We will focus on the main output in this exercise. In the summary file we will find which alleles have been found as exact match against a scheme allele, which ones were new inferred alleles, and which ones are alleles not found in or samples, have deletions/insertions or may be caused by a bad assembly.
In this case we obtain something like this:
File | Exact match | INF | ASM_INSERT | ASM_DELETE | ALM_INSERT | ALM_DELETE | LNF | NIPH | NIPHEM | PLOT | ERROR |
---|---|---|---|---|---|---|---|---|---|---|---|
RA-L2073 | 1744 | 3 | 0 | 0 | 1 | 0 | 0 | 0 | 0 | 0 | 0 |
RA-L2281 | 1747 | 1 | 0 | 0 | 0 | 0 | 0 | 0 | 0 | 0 | 0 |
RA-L2327 | 1744 | 4 | 0 | 0 | 0 | 0 | 0 | 0 | 0 | 0 | 0 |
RA-L2391 | 1747 | 1 | 0 | 0 | 0 | 0 | 0 | 0 | 0 | 0 | 0 |
RA-L2450 | 1745 | 3 | 0 | 0 | 0 | 0 | 0 | 0 | 0 | 0 | 0 |
RA-L2677 | 1731 | 13 | 1 | 0 | 0 | 0 | 0 | 0 | 0 | 3 | 0 |
RA-L2701 | 1740 | 8 | 0 | 0 | 0 | 0 | 0 | 0 | 0 | 0 | 0 |
RA-L2709 | 0 | 0 | 0 | 0 | 0 | 0 | 1748 | 0 | 0 | 0 | 0 |
RA-L2782 | 1746 | 1 | 1 | 0 | 0 | 0 | 0 | 0 | 0 | 0 | 0 |
RA-L2805 | 1745 | 3 | 0 | 0 | 0 | 0 | 0 | 0 | 0 | 0 | 0 |
RA-L2978 | 1746 | 2 | 0 | 0 | 0 | 0 | 0 | 0 | 0 | 0 | 0 |
But...it may be useful for you taking a look at the downsampling results this time, what happens with the cgMLST analysis when we use data with low coverage, and consequently a fragmented analysis? The summary results changes and we see this:
TODO INCLUDE TABLE
PLOT alleles rise notably, this is because fragmented genome makes more probable the appearance of broken cds that fall in the start of end of a contig.

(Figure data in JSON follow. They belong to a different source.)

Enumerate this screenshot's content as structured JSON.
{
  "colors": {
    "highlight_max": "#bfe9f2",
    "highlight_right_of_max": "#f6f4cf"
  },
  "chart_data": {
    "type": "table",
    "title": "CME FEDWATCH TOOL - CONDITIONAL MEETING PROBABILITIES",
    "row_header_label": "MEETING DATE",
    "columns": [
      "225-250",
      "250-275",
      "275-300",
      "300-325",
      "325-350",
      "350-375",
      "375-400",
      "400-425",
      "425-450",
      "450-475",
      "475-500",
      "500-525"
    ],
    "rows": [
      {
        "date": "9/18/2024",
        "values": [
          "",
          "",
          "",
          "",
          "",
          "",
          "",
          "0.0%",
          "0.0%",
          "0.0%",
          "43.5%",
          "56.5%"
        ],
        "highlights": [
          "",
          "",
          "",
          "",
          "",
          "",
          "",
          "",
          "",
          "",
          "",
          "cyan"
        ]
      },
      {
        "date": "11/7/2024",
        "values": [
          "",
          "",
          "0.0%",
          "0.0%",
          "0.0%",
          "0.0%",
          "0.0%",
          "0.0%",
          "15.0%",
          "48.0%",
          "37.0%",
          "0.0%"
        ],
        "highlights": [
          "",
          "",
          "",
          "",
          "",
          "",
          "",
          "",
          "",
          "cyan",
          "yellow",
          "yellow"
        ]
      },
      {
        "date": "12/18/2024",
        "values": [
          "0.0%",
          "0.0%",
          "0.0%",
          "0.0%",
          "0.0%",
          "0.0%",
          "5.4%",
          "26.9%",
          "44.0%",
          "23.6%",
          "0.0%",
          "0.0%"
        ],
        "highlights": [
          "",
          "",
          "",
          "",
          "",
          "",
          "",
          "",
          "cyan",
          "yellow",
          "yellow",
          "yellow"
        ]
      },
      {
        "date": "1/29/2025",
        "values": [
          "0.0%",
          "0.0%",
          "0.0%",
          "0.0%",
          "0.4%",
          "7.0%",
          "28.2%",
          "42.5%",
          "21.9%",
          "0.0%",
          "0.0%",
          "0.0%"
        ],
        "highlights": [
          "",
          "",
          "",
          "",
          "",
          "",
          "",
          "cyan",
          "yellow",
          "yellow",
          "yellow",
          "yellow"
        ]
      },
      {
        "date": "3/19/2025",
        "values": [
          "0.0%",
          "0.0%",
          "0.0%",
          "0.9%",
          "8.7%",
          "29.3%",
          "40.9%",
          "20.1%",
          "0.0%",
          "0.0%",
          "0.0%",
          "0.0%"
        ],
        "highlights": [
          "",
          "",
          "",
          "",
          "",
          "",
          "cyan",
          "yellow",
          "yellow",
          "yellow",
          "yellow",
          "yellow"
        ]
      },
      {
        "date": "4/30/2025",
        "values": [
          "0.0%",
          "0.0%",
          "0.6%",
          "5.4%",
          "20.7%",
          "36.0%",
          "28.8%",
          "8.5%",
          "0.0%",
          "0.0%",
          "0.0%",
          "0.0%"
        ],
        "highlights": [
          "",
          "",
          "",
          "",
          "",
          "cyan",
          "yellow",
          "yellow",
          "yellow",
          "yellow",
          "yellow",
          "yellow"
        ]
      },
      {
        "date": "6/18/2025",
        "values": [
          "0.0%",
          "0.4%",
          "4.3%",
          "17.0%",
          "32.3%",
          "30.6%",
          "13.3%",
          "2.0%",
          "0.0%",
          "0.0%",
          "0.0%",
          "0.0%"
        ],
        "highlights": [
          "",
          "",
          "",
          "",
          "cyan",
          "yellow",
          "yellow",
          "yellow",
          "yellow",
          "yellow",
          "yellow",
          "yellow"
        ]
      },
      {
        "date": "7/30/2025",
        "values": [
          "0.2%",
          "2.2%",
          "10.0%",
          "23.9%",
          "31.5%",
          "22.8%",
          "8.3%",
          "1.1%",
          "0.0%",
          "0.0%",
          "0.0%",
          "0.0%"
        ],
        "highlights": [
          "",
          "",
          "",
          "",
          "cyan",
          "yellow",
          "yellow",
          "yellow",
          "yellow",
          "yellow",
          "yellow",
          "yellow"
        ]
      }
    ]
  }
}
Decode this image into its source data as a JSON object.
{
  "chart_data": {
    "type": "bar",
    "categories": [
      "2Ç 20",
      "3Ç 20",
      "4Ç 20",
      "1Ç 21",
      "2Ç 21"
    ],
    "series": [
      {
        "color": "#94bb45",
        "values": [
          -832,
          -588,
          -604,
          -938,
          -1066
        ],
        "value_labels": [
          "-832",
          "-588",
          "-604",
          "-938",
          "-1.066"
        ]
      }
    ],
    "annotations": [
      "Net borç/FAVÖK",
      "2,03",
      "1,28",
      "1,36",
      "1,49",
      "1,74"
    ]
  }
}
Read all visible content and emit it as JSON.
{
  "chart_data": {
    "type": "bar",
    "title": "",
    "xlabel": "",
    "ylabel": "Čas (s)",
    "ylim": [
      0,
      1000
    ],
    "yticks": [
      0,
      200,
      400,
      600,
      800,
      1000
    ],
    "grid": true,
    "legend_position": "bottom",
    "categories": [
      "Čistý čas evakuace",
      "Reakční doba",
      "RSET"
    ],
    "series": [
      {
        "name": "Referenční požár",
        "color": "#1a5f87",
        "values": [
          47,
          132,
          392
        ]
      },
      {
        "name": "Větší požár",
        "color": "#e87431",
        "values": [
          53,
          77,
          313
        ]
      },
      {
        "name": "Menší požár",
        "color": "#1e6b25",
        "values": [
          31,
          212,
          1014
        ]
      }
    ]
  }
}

In order to generate the minimum spanning tree from our results.tsv
file we are going to use Phyloviz, an online tool for MST visualization.
So..open click here and phyloviz website should open
Next we need to upload our file, so we select profile data as input and select Launch tree
We now have our minimum spanning tree but it looks pretty ugly and with little information. Let's add the samples names to the nodes. In order to do this we have to click on Graphic propertis in the left dropdown menu, click on nodes and check the Add Link Labels checkbox as shown in the image:
Next we are goint to add link labels which will show the absolute distance (number of alleles) among the nodes. As before we click on Graphic properties, next on Links and we check Add Link Labels checkbox.
Now we have a "pretty" minimum spanning tree with enough annotation for interpret our results. However we can also make it prettier (easy right?) adding some colors based on any locus of the profile or based on any auxiliary data we want to provide, p.e one useful data is the samples ST, for this we have to create
Finally we have out pretty MST, do you see any cluster? You can compare this result with the one obtained with the SNP-based pipeline.
cgMLST and SNP-based approach generate the same result for this outbreak, we have between 0-5 different SNPs, and between 1-3 different alleles among the isolates belonging to the outbreak.